🤖 AI Summary
To address the challenges of low cross-modal correlations and strong noise in pre-trained features that degrade clustering performance on multimodal attributed graphs (MMAGs), this paper proposes a dual-graph filtering framework. The framework integrates graph signal processing with dual-graph collaborative filtering, incorporating a feature-level denoising module to suppress modality-specific noise and establishing a triple-level contrastive learning mechanism—spanning cross-modal, neighborhood, and community levels—jointly optimized under an instance-level contrastive loss. Its key innovation lies in embedding both denoising and multi-granularity contrastive learning directly into the graph filtering process, thereby significantly enhancing representation robustness and discriminability. Extensive experiments on eight benchmark datasets demonstrate consistent superiority over state-of-the-art multi-view and graph clustering methods in terms of ACC, NMI, and other metrics, validating both effectiveness and generalizability.
📝 Abstract
Multimodal Attributed Graphs (MMAGs) are an expressive data model for representing the complex interconnections among entities that associate attributes from multiple data modalities (text, images, etc.). Clustering over such data finds numerous practical applications in real scenarios, including social community detection, medical data analytics, etc. However, as revealed by our empirical studies, existing multi-view clustering solutions largely rely on the high correlation between attributes across various views and overlook the unique characteristics (e.g., low modality-wise correlation and intense feature-wise noise) of multimodal attributes output by large pre-trained language and vision models in MMAGs, leading to suboptimal clustering performance.

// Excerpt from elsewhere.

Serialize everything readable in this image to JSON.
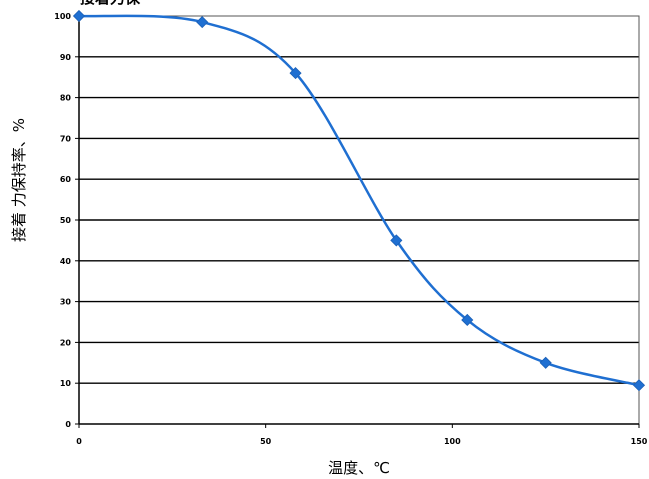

Inspired by foregoing empirical observations and our theoretical analyses with graph signal processing, we propose the Dual Graph Filtering (DGF) scheme, which innovatively incorporates a feature-wise denoising component into node representation learning, thereby effectively overcoming the limitations of traditional graph filters adopted in the extant multi-view graph clustering approaches. On top of that, DGF includes a tri-cross contrastive training strategy that employs instance-level contrastive learning across modalities, neighborhoods, and communities for learning robust and discriminative node representations. Our comprehensive experiments on eight benchmark MMAG datasets exhibit that DGF is able to outperform a wide range of state-of-the-art baselines consistently and significantly in terms of clustering quality measured against ground-truth labels.